Tuesday, February 11, 2014

The ACA and wages

The ACA reduces hourly employer cost in at least 3 ways:

(1) employer penalty. I doubt the national accountants will count this as employee comp, so it will lower measured employer cost even if it raises marg prod of labor
(2) productivity. the aca changes the allocation of factors to sectors and the allocation of spending to sectors. my best estimate is that it lowers productivity one percent
(3) for large segments of the population, quasi-fixed costs of employment are amortized over fewer hours. ie, part-time jobs pay less per hour than full-time jobs do.

Trevor and I have a paper with two of these effects. "wedges, wages and productivity under the ACA"

A paper with the third is almost ready for NBER wp. Trevor also looks at the productivity losses from inducing employers to keep FT employment below 50.

Far more important than any of this is what the ACA does to AFTER-TAX wages: sends them to zero in too many cases. I'd like to see the empirical labor economists try to take the log of that!

Saturday, February 8, 2014

Cutler and Pollack are not with the White House Economists

Both Cutler and Pollack got the wrong impression that I called them dishonest. I did not write the WSJ article and did not call them dishonest. I told the WSJ interviewer that the 2011 letter authors and signers were unaware of the disincentives in the ACA:

there was "a general lack of awareness" and economists simply didn't realize everything that government was doing to undermine incentives for work. "You have to dig into it and see it,"

Regarding the White House economists and their allies this week (neither Cutler nor Pollack are in that group. Hardly any of the letter signers are either) who now praise the market-contracting/drudgery-avoiding attributes of their policies, I said "it looks like they're trying to leverage the lack of economic education in their audience by making these sorts of points."

To be clear, Cutler and Pollack did not and are not trying to leverage the lack of economic education ... That's Furman, Krugman, etc.

Tuesday, February 4, 2014

CBO moves toward my estimate

I have predicted that the ACA would contract the labor market about 3 percent.
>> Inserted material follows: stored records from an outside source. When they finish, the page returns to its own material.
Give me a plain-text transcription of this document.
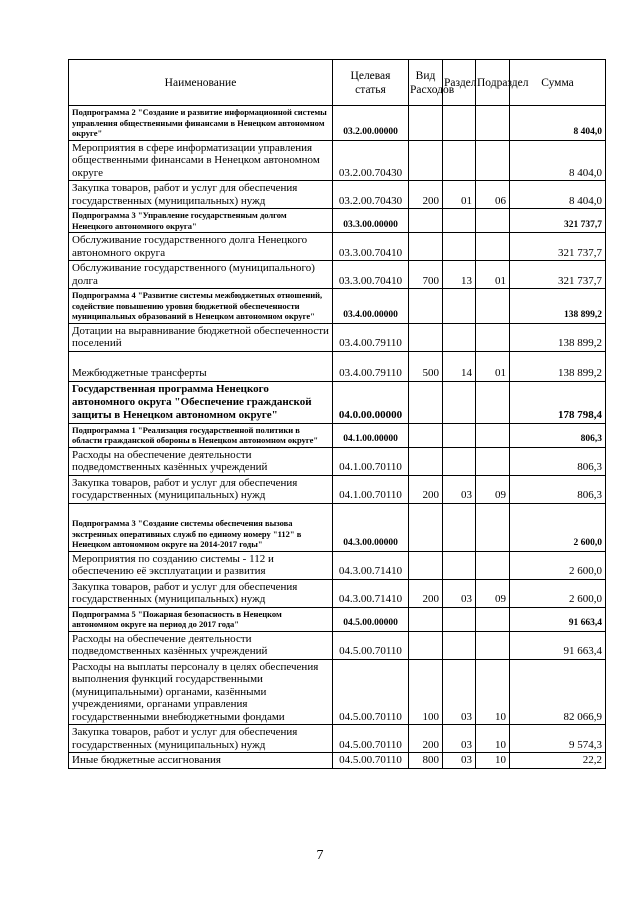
Наименование	Целевая статья	Вид Расходов	Раздел	Подраздел	Сумма
Подпрограмма 2 "Создание и развитие информационной системы управления общественными финансами в Ненецком автономном округе"	03.2.00.00000				8 404,0
Мероприятия в сфере информатизации управления общественными финансами в Ненецком автономном округе	03.2.00.70430				8 404,0
Закупка товаров, работ и услуг для обеспечения государственных (муниципальных) нужд	03.2.00.70430	200	01	06	8 404,0
Подпрограмма 3 "Управление государственным долгом Ненецкого автономного округа"	03.3.00.00000				321 737,7
Обслуживание государственного долга Ненецкого автономного округа	03.3.00.70410				321 737,7
Обслуживание государственного (муниципального) долга	03.3.00.70410	700	13	01	321 737,7
Подпрограмма 4 "Развитие системы межбюджетных отношений, содействие повышению уровня бюджетной обеспеченности муниципальных образований в Ненецком автономном округе"	03.4.00.00000				138 899,2
Дотации на выравнивание бюджетной обеспеченности поселений	03.4.00.79110				138 899,2
Межбюджетные трансферты	03.4.00.79110	500	14	01	138 899,2
Государственная программа Ненецкого автономного округа "Обеспечение гражданской защиты в Ненецком автономном округе"	04.0.00.00000				178 798,4
Подпрограмма 1 "Реализация государственной политики в области гражданской обороны в Ненецком автономном округе"	04.1.00.00000				806,3
Расходы на обеспечение деятельности подведомственных казённых учреждений	04.1.00.70110				806,3
Закупка товаров, работ и услуг для обеспечения государственных (муниципальных) нужд	04.1.00.70110	200	03	09	806,3
Подпрограмма 3 "Создание системы обеспечения вызова экстренных оперативных служб по единому номеру "112" в Ненецком автономном округе на 2014-2017 годы"	04.3.00.00000				2 600,0
Мероприятия по созданию системы - 112 и обеспечению её эксплуатации и развития	04.3.00.71410				2 600,0
Закупка товаров, работ и услуг для обеспечения государственных (муниципальных) нужд	04.3.00.71410	200	03	09	2 600,0
Подпрограмма 5 "Пожарная безопасность в Ненецком автономном округе на период до 2017 года"	04.5.00.00000				91 663,4
Расходы на обеспечение деятельности подведомственных казённых учреждений	04.5.00.70110				91 663,4
Расходы на выплаты персоналу в целях обеспечения выполнения функций государственными (муниципальными) органами, казёнными учреждениями, органами управления государственными внебюджетными фондами	04.5.00.70110	100	03	10	82 066,9
Закупка товаров, работ и услуг для обеспечения государственных (муниципальных) нужд	04.5.00.70110	200	03	10	9 574,3
Иные бюджетные ассигнования	04.5.00.70110	800	03	10	22,2
7
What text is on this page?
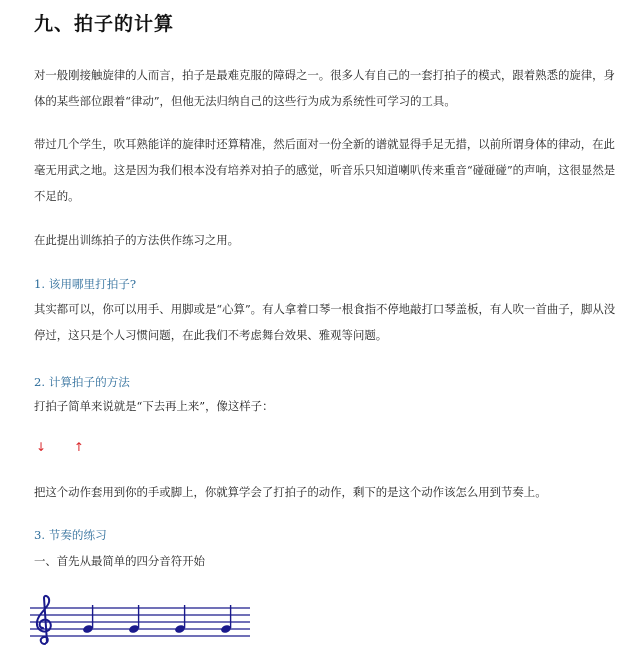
九、拍子的计算

对一般刚接触旋律的人而言，拍子是最难克服的障碍之一。很多人有自己的一套打拍子的模式，跟着熟悉的旋律，身体的某些部位跟着“律动”，但他无法归纳自己的这些行为成为系统性可学习的工具。

带过几个学生，吹耳熟能详的旋律时还算精准，然后面对一份全新的谱就显得手足无措，以前所谓身体的律动，在此毫无用武之地。这是因为我们根本没有培养对拍子的感觉，听音乐只知道喇叭传来重音“碰碰碰”的声响，这很显然是不足的。

在此提出训练拍子的方法供作练习之用。

1. 该用哪里打拍子?

其实都可以，你可以用手、用脚或是“心算”。有人拿着口琴一根食指不停地敲打口琴盖板，有人吹一首曲子，脚从没停过，这只是个人习惯问题，在此我们不考虑舞台效果、雅观等问题。

2. 计算拍子的方法

打拍子简单来说就是“下去再上来”，像这样子：

↓ ↑

把这个动作套用到你的手或脚上，你就算学会了打拍子的动作，剩下的是这个动作该怎么用到节奏上。

3. 节奏的练习

一、首先从最简单的四分音符开始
Maybe more, maybe less, but that was my best guess. I continue to work on it.

Meanwhile, CBO was saying 0.5 percent, and my critics (rather than giving an economic argument), point to the "nonpartisan CBO's" estimate as proof that I am out on the fringes.

Today CBO revised -- tripled -- its estimate to 1.5 percent. They still have a bit of the economics wrong, but it is a major step that they now acknowledge most (but not all) of the incentives that have been identified, and their analysis is vastly closer to mine now.

CBO should be credited for honestly re-assessing perhaps their most cited estimate ever. I imagine that it might have been tempting to stick with the original. But CBO Director Elmendorf was one of my teachers in college, and knowing him I expected that a better estimate would be forthcoming as research increasingly clarified what was missing in the original.

I also give the CBO credit for never falling into the trap that ACA = Romneycare, ergo the ACA's labor market effects are minimal. HHS will be asked to answer the CBO's revision, and I guarantee you that they will tempt the rest of America to fall in the trap.

The real problem for America was not the CBO estimate but that such a sweeping law was passed before the best economists in the nation could digest the incentives and unintended costs that it contained.

Sunday, February 2, 2014

Prediction Comes True, Belatedly

A year and a half ago, I predicted "I suspect that ... in less than a year major carriers will have to reduce their monthly cellular charges to be much closer to Straight Talk [the Walmart cell services plan]." (emphasis added)

I'm not sure when T-Mobile cut their prices, but AT&T did not, until now.